Il évoque également sa perception sur certains concepts liés au racisme. Il distingue par exemple le « racisme d’Etat » d’un « Etat raciste ». Pour lui, « il ne s’agit pas nécessairement d’une volonté explicite des gouvernements d’instaurer un régime raciste, mais plutôt d’une absence de volonté de leur part de transformer les structures qui perpétuent les inégalités raciales ». La pratique systémique du contrôle au faciès en France « en est un bon exemple », ajoute-t-il.
Des solutions pour déconstruire le racisme
Si Michel Agier refuse un pessimisme total, il rappelle que la lutte contre le racisme passe avant tout par une remise en question des inégalités. Il estime que le racisme ne disparaîtra qu’en travaillant sur l’égalité des conditions sociales et économiques. Il ajoute que l’éducation et la pédagogie sont des outils essentiels pour déconstruire les héritages coloniaux et transformer les mentalités. Il est nécessaire selon lui d’intégrer l’histoire du racisme et de l’esclavage dans les récits nationaux, pour mieux comprendre d’où viennent les discriminations actuelles et éviter de les reproduire.

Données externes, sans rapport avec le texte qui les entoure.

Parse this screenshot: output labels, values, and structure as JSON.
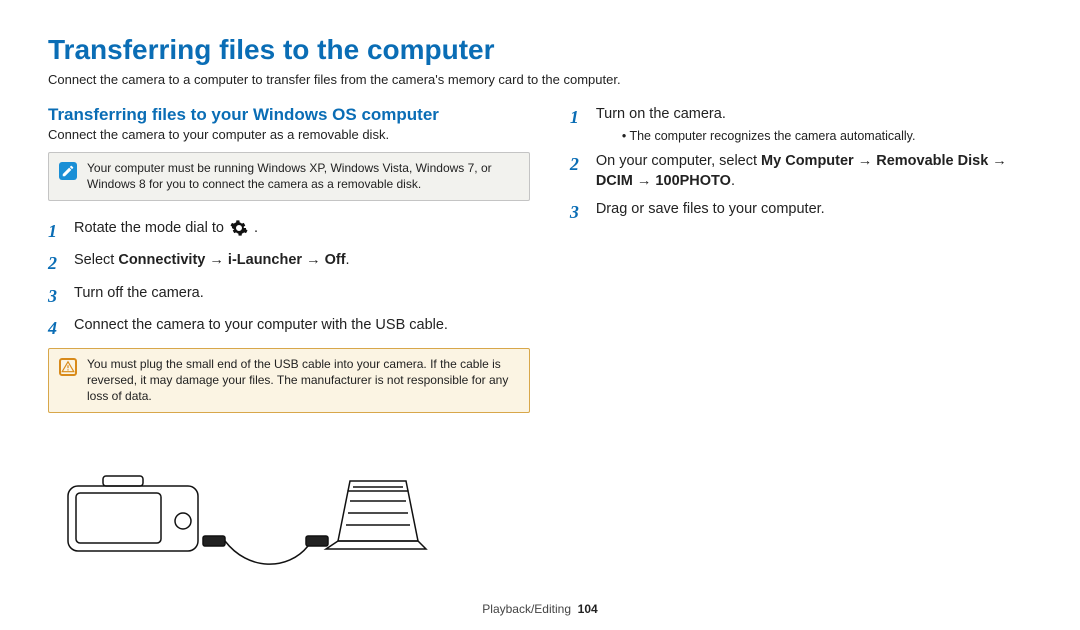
{
  "title": "Transferring files to the computer",
  "intro": "Connect the camera to a computer to transfer files from the camera's memory card to the computer.",
  "section": {
    "heading": "Transferring files to your Windows OS computer",
    "subtitle": "Connect the camera to your computer as a removable disk."
  },
  "note_info": "Your computer must be running Windows XP, Windows Vista, Windows 7, or Windows 8 for you to connect the camera as a removable disk.",
  "steps_left": {
    "s1": "Rotate the mode dial to ",
    "s1_tail": ".",
    "s2_pre": "Select ",
    "s2_bold": "Connectivity → i-Launcher → Off",
    "s2_tail": ".",
    "s3": "Turn off the camera.",
    "s4": "Connect the camera to your computer with the USB cable."
  },
  "note_warn": "You must plug the small end of the USB cable into your camera. If the cable is reversed, it may damage your files. The manufacturer is not responsible for any loss of data.",
  "steps_right": {
    "s5": "Turn on the camera.",
    "s5_sub": "The computer recognizes the camera automatically.",
    "s6_pre": "On your computer, select ",
    "s6_bold1": "My Computer → Removable Disk → DCIM → 100PHOTO",
    "s6_tail": ".",
    "s7": "Drag or save files to your computer."
  },
  "footer": {
    "section": "Playback/Editing",
    "page": "104"
  }
}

Michel Agier insiste également sur l’importance d’occuper les places publiques, qu’elles soient politiques, culturelles ou rituelles, face à ces logiques d’exclusion. Selon lui, les performances de comédiens, rappeurs ou encore poètes permettent d’exprimer d’autres récits et de bousculer les représentations dominantes du monde social. Il raconte une de ces fois où l’espace public bousculait les représentations habituelles. Durant une de ses études de terrain au Brésil, des jeunes femmes noires ont décidé de créer un « bloc noir » dans le carnaval de Bahia, une manière d’affirmer leur identité dans un pays marqué par l’héritage esclavagiste et la politique d’aryanisation. Ces performances collectives permettent de contester le racisme et d’inventer de nouvelles formes de visibilité. Il met également en avant la pièce de théâtre Carte noire nommée désir de Rebecca Chaillon, qui s’inscrit dans cette même logique. Cette pièce renverse les codes du regard colonial, en mettant en scène une femme, le corps peint en blanc nettoyant durement le sol, ou encore en installant les femmes noires, métisses ou afro-descendantes sur des sièges plus confortables que les femmes blanches dans le public. La pièce questionne ainsi les représentations raciales et met en scène de nouveaux récits. Michel Agier voit dans ces performances un moyen de « sortir du cadre imposé par l’histoire », et de transformer les imaginaires.